37. The Fort of Jiyad

2014

c. 1780 CE
c. 1193 AH
Found in a Mecca antique shop, 2013

You might assume that I am just some tourist tat, a simple tea tray. But look closely at the image painted on me. Can you see there the Ajyad Fortress, now demolished? What histories it held, from its construction in 1780 to becoming the stronghold of the Ottomans in the battles of 1916. Oh how right were its creators to predict that a structure had to be built to protect the Ka’aba and Islamic shrines from rebels, bandits and invaders, not to mention Wahhabi radicals! But the Fortress would later be levelled by the religious leaders of Saudi, the Muslim World League.

I often wonder whether, like the Fortress, once my services are no longer required I too will be returned to the fire in which I was cast.

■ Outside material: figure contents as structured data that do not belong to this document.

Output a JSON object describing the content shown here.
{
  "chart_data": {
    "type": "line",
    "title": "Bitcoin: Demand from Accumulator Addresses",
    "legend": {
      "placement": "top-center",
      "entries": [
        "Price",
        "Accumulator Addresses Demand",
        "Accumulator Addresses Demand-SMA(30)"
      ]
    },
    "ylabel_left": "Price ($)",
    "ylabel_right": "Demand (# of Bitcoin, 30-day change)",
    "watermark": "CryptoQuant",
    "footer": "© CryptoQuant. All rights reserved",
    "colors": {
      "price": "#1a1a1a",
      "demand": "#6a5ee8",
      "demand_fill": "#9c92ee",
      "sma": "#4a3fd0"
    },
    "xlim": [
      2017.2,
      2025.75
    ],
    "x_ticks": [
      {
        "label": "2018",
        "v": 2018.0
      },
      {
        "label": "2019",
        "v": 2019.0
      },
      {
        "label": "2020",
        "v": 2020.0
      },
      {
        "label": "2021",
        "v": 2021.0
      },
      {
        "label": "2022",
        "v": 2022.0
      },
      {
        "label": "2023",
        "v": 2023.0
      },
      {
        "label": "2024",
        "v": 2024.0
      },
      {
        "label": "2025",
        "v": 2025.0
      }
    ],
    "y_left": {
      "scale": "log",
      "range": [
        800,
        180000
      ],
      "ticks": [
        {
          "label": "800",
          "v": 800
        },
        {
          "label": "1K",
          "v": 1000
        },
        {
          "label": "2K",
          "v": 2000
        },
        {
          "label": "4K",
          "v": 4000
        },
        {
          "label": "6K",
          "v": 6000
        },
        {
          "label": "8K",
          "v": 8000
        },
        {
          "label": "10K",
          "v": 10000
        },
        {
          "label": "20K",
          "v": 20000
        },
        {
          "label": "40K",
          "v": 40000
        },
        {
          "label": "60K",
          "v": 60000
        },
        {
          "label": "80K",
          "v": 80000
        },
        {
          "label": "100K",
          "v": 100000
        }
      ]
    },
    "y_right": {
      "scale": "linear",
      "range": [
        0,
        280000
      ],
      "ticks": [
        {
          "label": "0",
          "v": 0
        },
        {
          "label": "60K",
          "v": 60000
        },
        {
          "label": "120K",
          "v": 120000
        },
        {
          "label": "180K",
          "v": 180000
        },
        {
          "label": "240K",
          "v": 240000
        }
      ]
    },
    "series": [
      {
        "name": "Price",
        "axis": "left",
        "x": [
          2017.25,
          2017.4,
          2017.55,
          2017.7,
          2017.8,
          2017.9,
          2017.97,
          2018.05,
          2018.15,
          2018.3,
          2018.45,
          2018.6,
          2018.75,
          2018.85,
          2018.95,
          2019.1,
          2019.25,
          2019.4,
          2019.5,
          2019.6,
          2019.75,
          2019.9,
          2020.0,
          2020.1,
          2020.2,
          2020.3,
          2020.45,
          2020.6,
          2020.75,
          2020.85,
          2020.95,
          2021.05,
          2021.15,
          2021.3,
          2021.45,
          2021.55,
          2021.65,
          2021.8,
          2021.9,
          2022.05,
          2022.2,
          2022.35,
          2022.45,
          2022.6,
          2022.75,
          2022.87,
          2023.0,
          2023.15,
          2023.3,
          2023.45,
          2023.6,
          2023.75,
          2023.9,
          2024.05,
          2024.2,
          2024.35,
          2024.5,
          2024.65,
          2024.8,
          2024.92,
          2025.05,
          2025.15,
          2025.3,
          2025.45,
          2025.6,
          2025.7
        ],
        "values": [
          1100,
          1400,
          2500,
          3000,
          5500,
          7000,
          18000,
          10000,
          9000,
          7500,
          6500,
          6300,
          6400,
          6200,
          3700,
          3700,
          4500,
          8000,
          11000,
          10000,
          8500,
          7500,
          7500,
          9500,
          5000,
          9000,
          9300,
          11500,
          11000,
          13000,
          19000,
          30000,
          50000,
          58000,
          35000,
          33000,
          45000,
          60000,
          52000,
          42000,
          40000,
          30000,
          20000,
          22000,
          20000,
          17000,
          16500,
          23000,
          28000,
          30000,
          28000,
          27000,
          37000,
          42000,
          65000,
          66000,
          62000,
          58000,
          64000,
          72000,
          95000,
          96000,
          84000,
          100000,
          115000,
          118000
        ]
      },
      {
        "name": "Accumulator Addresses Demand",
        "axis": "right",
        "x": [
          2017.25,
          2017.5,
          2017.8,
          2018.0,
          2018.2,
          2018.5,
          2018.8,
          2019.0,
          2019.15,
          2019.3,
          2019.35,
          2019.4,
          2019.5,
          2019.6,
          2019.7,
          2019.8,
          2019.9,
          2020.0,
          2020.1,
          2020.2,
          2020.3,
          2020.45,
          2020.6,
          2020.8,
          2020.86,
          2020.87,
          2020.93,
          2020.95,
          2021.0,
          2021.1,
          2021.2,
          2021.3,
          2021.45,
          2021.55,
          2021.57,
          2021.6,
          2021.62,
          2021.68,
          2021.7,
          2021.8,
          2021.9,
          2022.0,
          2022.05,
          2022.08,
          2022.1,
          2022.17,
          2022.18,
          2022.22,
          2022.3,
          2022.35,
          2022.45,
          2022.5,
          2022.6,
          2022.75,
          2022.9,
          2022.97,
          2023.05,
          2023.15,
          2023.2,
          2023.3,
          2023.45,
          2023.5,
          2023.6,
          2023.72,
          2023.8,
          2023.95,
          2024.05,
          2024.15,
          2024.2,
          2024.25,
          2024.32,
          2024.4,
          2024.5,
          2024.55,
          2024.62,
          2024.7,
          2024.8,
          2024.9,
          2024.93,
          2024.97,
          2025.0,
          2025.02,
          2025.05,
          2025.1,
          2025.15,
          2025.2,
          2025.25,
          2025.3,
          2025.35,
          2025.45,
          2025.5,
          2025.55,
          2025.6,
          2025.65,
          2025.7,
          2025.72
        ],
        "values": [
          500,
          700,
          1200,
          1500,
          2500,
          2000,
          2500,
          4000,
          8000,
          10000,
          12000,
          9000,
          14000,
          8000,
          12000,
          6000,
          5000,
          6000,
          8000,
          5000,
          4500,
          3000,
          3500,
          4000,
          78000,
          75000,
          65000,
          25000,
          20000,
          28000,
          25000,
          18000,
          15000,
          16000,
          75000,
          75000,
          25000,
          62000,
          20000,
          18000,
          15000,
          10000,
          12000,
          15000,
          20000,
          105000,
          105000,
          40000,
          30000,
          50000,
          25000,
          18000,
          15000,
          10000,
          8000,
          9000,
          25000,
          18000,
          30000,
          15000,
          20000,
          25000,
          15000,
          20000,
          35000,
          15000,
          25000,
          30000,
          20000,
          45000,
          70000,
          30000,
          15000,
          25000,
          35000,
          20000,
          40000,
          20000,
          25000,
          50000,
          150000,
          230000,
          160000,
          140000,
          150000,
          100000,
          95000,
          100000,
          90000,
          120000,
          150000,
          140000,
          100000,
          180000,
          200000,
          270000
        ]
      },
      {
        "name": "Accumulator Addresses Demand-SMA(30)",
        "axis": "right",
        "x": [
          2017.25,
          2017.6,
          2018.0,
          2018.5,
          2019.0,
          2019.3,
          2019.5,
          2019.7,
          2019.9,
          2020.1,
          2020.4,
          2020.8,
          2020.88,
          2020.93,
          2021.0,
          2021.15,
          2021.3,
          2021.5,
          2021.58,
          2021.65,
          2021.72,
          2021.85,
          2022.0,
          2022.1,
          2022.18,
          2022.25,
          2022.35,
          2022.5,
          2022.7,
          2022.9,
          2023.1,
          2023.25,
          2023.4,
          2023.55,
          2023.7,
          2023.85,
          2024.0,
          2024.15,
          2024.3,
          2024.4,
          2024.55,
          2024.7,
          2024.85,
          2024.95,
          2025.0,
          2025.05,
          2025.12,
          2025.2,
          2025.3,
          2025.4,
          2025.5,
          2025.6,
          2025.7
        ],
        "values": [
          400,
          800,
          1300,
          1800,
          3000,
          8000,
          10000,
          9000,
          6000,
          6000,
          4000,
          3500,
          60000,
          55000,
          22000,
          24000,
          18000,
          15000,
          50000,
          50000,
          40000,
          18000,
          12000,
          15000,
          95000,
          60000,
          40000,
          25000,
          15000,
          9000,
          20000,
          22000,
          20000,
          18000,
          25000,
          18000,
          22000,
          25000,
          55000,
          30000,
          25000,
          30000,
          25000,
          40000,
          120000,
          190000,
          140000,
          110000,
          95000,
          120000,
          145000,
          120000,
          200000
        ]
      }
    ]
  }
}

This work transcends the objects. Ultimately, what I’m working with isn’t only the artefacts themselves, but the stories attached to them. For me, each tale is the manifestation of the object, and each object is a tangible materialisation of an underlying narrative. The work finds its equilibrium somewhere between the stories and chronology they’re chaptered into, the objects becoming knots or points along the timeline, woven into stories as part of the language of this artwork. Each story draws out a tale that intends to trigger imagination and memory, mixing fact with fiction, with the ultimate aim of straddling, conflating and confusing fixed notions of history to open up the unofficial histories that shape the character of place and memory.